One of Stacks’ most promising projects is ALEX, which is building a Bitcoin-based DeFi hub, with services including BTC lending and borrowing. With it, users can either earn a fixed interest rate on their BTC by lending it out, or else borrow BTC using other assets as collateral. 

Ultimately, ALEX intends to build a full DeFi ecosystem for Bitcoin, with a DEX, derivatives trading, yield farming and a launchpad for startups looking to raise BTC funding. 
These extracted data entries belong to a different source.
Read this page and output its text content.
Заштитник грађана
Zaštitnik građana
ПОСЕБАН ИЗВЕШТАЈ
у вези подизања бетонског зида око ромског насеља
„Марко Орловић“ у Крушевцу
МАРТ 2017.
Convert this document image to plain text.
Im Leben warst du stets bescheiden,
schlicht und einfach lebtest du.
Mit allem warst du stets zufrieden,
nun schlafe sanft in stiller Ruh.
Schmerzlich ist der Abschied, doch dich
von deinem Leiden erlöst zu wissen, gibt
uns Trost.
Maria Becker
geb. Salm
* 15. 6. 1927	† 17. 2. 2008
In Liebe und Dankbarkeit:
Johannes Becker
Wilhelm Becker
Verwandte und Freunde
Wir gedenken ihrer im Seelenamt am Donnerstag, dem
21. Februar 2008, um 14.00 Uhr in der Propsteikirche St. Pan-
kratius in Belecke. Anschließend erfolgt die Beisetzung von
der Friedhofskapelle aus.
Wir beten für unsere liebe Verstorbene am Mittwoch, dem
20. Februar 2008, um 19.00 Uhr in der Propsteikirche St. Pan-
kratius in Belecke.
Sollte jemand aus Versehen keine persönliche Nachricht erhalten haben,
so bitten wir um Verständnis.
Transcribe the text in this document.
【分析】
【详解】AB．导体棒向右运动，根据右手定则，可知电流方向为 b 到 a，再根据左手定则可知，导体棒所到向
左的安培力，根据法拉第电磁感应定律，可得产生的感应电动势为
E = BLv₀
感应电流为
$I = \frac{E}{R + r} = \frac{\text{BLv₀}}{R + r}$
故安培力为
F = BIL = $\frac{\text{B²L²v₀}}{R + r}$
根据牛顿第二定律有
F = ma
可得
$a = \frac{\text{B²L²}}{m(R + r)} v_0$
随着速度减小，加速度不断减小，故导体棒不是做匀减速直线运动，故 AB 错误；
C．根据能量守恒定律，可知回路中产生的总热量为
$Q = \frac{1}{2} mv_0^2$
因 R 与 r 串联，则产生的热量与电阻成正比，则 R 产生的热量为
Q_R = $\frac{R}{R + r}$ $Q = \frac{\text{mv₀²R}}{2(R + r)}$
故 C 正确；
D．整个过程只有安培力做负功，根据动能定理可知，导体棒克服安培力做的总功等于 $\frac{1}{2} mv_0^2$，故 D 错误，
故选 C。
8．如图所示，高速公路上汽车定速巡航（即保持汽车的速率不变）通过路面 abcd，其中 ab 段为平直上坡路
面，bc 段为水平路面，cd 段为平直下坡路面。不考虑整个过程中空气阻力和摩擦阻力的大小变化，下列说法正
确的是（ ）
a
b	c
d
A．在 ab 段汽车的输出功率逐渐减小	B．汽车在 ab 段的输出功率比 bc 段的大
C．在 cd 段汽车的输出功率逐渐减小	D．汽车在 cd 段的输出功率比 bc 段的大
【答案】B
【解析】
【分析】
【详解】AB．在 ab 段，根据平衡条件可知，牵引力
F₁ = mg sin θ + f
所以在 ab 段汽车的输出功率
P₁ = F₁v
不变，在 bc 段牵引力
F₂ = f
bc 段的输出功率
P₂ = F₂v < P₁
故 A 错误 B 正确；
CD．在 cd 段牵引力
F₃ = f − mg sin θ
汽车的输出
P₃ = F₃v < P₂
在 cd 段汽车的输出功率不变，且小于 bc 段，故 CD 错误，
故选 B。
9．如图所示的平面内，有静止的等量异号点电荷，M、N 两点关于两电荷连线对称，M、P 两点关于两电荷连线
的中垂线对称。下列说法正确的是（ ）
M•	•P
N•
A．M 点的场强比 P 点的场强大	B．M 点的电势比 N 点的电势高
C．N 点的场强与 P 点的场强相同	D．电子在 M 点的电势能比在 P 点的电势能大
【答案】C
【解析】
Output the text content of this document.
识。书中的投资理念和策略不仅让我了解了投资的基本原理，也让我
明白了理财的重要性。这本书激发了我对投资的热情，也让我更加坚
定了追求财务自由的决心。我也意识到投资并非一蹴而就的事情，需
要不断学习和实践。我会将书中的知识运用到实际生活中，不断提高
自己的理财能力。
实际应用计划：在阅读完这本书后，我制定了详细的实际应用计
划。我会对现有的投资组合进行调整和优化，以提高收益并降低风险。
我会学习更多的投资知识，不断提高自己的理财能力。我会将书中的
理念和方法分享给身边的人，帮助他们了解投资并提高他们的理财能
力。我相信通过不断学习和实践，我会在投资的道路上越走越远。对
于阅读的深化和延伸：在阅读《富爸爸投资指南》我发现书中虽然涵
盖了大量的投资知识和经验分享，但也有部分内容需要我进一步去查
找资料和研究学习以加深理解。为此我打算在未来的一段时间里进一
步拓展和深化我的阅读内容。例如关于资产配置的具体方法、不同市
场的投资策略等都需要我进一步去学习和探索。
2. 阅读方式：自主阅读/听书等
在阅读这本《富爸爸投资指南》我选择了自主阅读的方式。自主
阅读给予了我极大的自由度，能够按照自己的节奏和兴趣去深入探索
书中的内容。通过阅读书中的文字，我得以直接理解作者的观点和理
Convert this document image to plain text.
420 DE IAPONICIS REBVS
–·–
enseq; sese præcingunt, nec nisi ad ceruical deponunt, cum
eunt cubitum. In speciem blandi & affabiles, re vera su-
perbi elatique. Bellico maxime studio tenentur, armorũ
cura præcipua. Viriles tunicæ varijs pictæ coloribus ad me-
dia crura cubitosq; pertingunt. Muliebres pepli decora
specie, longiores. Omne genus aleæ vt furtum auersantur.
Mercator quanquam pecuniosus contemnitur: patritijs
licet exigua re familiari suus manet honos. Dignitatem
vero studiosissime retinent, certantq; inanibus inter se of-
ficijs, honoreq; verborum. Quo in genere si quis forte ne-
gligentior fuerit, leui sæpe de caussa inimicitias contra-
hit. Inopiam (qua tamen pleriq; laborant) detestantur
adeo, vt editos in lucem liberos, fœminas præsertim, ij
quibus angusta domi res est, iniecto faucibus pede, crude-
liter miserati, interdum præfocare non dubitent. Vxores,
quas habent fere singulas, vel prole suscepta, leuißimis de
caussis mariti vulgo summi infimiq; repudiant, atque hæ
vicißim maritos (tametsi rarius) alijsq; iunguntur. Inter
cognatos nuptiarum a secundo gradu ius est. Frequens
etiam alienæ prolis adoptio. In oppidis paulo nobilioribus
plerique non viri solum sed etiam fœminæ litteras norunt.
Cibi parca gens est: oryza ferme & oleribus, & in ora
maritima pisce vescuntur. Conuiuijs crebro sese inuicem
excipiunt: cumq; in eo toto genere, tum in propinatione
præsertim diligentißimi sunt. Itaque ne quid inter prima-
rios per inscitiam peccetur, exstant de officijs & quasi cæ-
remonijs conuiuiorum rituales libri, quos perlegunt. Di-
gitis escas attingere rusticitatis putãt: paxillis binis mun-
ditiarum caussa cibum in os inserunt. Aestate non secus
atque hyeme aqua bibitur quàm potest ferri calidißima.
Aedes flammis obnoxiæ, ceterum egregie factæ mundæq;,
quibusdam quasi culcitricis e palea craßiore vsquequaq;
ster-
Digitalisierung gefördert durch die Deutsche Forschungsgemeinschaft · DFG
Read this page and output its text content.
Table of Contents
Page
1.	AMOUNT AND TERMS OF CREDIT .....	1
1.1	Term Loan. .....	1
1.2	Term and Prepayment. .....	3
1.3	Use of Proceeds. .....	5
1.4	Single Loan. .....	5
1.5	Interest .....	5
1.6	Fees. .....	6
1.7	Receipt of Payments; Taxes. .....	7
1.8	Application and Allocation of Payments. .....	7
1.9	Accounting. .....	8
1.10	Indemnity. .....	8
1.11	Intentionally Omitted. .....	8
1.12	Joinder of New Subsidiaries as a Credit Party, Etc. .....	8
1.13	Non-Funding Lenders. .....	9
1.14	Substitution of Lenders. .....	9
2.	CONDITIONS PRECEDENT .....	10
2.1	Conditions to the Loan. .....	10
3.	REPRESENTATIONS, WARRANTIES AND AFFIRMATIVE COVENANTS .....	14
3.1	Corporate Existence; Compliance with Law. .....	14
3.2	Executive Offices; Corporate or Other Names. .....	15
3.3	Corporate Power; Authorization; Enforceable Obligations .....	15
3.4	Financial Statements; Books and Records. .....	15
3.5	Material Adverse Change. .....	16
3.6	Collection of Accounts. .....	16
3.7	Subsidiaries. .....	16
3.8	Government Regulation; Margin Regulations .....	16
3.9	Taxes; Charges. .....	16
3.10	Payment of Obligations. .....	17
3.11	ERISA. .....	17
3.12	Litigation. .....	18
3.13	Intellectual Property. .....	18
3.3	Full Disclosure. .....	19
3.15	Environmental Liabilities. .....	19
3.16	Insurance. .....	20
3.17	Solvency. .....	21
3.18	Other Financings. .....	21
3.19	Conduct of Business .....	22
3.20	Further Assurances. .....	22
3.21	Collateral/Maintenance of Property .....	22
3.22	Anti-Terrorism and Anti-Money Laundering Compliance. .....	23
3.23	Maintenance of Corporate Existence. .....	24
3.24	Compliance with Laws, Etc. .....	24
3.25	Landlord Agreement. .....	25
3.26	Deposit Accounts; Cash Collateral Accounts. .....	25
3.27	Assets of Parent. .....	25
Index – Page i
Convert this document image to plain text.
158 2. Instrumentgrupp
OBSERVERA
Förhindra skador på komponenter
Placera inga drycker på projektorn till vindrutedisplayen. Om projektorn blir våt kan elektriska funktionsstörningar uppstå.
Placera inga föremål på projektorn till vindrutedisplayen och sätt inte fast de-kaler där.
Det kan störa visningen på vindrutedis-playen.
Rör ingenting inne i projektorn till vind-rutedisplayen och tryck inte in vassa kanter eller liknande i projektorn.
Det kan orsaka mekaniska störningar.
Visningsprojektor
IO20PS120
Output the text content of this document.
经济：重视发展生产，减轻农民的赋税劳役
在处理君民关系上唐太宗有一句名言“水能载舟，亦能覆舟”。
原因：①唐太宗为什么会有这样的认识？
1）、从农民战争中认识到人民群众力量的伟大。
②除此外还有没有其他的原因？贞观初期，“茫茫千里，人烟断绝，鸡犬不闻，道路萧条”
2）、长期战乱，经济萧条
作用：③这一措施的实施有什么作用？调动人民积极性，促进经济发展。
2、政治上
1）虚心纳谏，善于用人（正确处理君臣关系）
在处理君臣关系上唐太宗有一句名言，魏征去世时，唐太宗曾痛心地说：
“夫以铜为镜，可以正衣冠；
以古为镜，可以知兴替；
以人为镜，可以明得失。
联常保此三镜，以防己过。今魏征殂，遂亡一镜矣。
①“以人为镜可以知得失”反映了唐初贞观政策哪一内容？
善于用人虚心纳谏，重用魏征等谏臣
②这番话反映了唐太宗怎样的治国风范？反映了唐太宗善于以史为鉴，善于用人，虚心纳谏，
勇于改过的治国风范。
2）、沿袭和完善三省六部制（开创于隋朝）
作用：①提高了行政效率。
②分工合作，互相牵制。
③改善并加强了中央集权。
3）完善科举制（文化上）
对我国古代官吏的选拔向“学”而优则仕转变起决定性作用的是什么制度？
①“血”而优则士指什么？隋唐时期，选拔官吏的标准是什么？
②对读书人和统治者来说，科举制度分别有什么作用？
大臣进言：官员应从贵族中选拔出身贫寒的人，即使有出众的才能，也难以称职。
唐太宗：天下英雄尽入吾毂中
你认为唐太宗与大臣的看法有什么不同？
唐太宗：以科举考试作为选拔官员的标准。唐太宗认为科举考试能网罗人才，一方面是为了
Why Do We Need Bitcoin DeFi?

Bitcoin is not just the oldest and most secure blockchain around, but its also the most valuable and widely adopted of all digital assets. Yet, the flagship cryptocurrency is quite useless compared to most others, with its only real use cases being payments and “hodling”, where people simply buy and hold onto the asset in the hope that its value goes up. 

As such, there’s a lot of pent up demand from Bitcoin investors who would like to put their assets to work while “hodling” them. Bitcoin DeFi can transform BTC from an idle asset into one that has tons of utility, thereby boosting its value. At the same time, the security of Bitcoin itself will bring greater trust to DeFi, which is a world that continues to be riddled with scams and hacks. 

Disclaimer: This article is provided for informational purposes only. It is not offered or intended to be used as legal, tax, investment, financial, or other advice.